東京都は、医師が指定難病の医療費助成の認定に用いる臨床調査個人票のデジタル化費用を医療機関が負担する際の助成制度を開始した。助成額は意図的に抑えられており、医療機関当たりの標準額は10万円、補助率は50%、上限額は医療機関当たり5万円と定められている。
| 項目 | 詳細 |
|---|---|
| 標準額 | 医療機関当たり10万円 |
| 補助率 | 50% |
| 上限額 | 医療機関当たり5万円 |
| 対象経費 | パソコンの購入、インターネット回線の敷設工事および関連費用 |
この制度が設けられた背景には、国が小児慢性特定疾病および指定難病の医療費助成に関する診断書をオンライン化するため、医療機関・市区町村・国を結ぶ共通データベースを構築していることがある。東京都の助成は、指定難病の診療を担う認定を受けた医師を抱える医療機関がこの移行に必要なシステム対応の費用を賄えるよう支援するもので、迅速かつ標準化されたデジタル書式の導入が、基礎となる難病医療費助成事務の効率化につながるとの考えに基づく。
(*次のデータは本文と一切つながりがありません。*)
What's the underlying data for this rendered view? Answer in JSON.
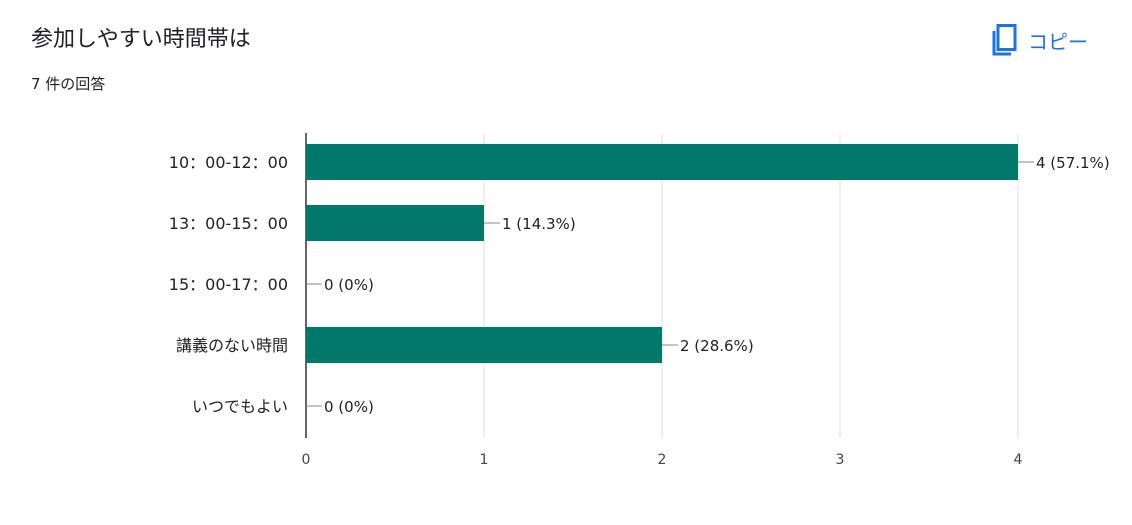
{
  "header": {
    "title": "参加しやすい時間帯は",
    "response_count": "7 件の回答",
    "copy_label": "コピー"
  },
  "icons": {
    "copy": "copy-icon"
  },
  "colors": {
    "bar": "#00796b",
    "accent": "#1a73e8",
    "grid": "#e0e0e0",
    "axis": "#333333"
  },
  "chart_data": {
    "type": "bar",
    "orientation": "horizontal",
    "categories": [
      "10：00-12：00",
      "13：00-15：00",
      "15：00-17：00",
      "講義のない時間",
      "いつでもよい"
    ],
    "values": [
      4,
      1,
      0,
      2,
      0
    ],
    "data_labels": [
      "4 (57.1%)",
      "1 (14.3%)",
      "0 (0%)",
      "2 (28.6%)",
      "0 (0%)"
    ],
    "xlim": [
      0,
      4
    ],
    "x_ticks": [
      0,
      1,
      2,
      3,
      4
    ],
    "grid": true,
    "legend": "none"
  }
}
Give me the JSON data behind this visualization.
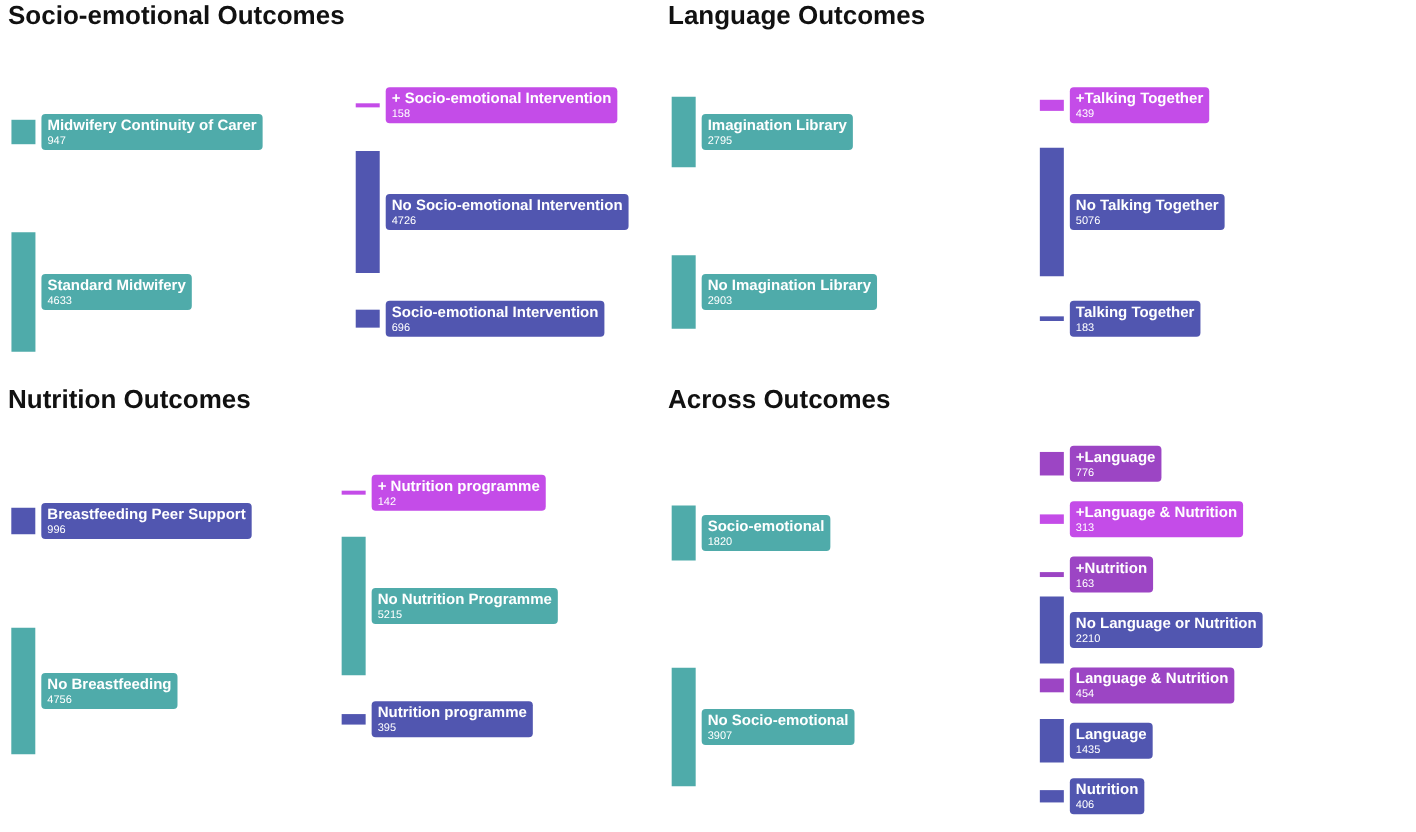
{
  "chart_data": [
    {
      "type": "other",
      "title": "Socio-emotional Outcomes",
      "categories": [
        "Midwifery Continuity of Carer",
        "Standard Midwifery",
        "+ Socio-emotional Intervention",
        "No Socio-emotional Intervention",
        "Socio-emotional Intervention"
      ],
      "data_labels": true,
      "series": [
        {
          "values": [
            947,
            4633,
            null,
            null,
            null
          ],
          "colors": [
            "#4fabaa",
            "#4fabaa",
            null,
            null,
            null
          ]
        },
        {
          "values": [
            null,
            null,
            158,
            4726,
            696
          ],
          "colors": [
            null,
            null,
            "#c44ce8",
            "#5156b0",
            "#5156b0"
          ]
        }
      ]
    },
    {
      "type": "other",
      "title": "Language Outcomes",
      "categories": [
        "Imagination Library",
        "No Imagination Library",
        "+Talking Together",
        "No Talking Together",
        "Talking Together"
      ],
      "data_labels": true,
      "series": [
        {
          "values": [
            2795,
            2903,
            null,
            null,
            null
          ],
          "colors": [
            "#4fabaa",
            "#4fabaa",
            null,
            null,
            null
          ]
        },
        {
          "values": [
            null,
            null,
            439,
            5076,
            183
          ],
          "colors": [
            null,
            null,
            "#c44ce8",
            "#5156b0",
            "#5156b0"
          ]
        }
      ]
    },
    {
      "type": "other",
      "title": "Nutrition Outcomes",
      "categories": [
        "Breastfeeding Peer Support",
        "No Breastfeeding",
        "+ Nutrition programme",
        "No Nutrition Programme",
        "Nutrition programme"
      ],
      "data_labels": true,
      "series": [
        {
          "values": [
            996,
            4756,
            null,
            null,
            null
          ],
          "colors": [
            "#5156b0",
            "#4fabaa",
            null,
            null,
            null
          ]
        },
        {
          "values": [
            null,
            null,
            142,
            5215,
            395
          ],
          "colors": [
            null,
            null,
            "#c44ce8",
            "#4fabaa",
            "#5156b0"
          ]
        }
      ]
    },
    {
      "type": "other",
      "title": "Across Outcomes",
      "categories": [
        "Socio-emotional",
        "No Socio-emotional",
        "+Language",
        "+Language & Nutrition",
        "+Nutrition",
        "No Language or Nutrition",
        "Language & Nutrition",
        "Language",
        "Nutrition"
      ],
      "data_labels": true,
      "series": [
        {
          "values": [
            1820,
            3907,
            null,
            null,
            null,
            null,
            null,
            null,
            null
          ],
          "colors": [
            "#4fabaa",
            "#4fabaa",
            null,
            null,
            null,
            null,
            null,
            null,
            null
          ]
        },
        {
          "values": [
            null,
            null,
            776,
            313,
            163,
            2210,
            454,
            1435,
            406
          ],
          "colors": [
            null,
            null,
            "#9c45c4",
            "#c44ce8",
            "#9c45c4",
            "#5156b0",
            "#9c45c4",
            "#5156b0",
            "#5156b0"
          ]
        }
      ]
    }
  ]
}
助成対象となる経費は限定的で、パソコンの購入やインターネット回線の敷設工事など関連費用にとどまる。この対象範囲と5万円という上限額を踏まえると、この助成は大規模なIT刷新に資金を投じるものではなく、小規模な医療機関が特定の技術的なハードルを越えるための後押しを意図したものとみられる。
jGrantsの掲載情報では、手続きの詳細については別途「申請にあたっての留意事項」という文書を参照するよう案内されており、今回確認した抜粋には申請期間や事業完了期限の記載はない。新たな機器やネットワーク回線の導入を5桁の助成額と天秤にかける医療機関にとって、実際の焦点は5万円が費用のうち意味のある額をまかなえるかどうかという点になるだろう。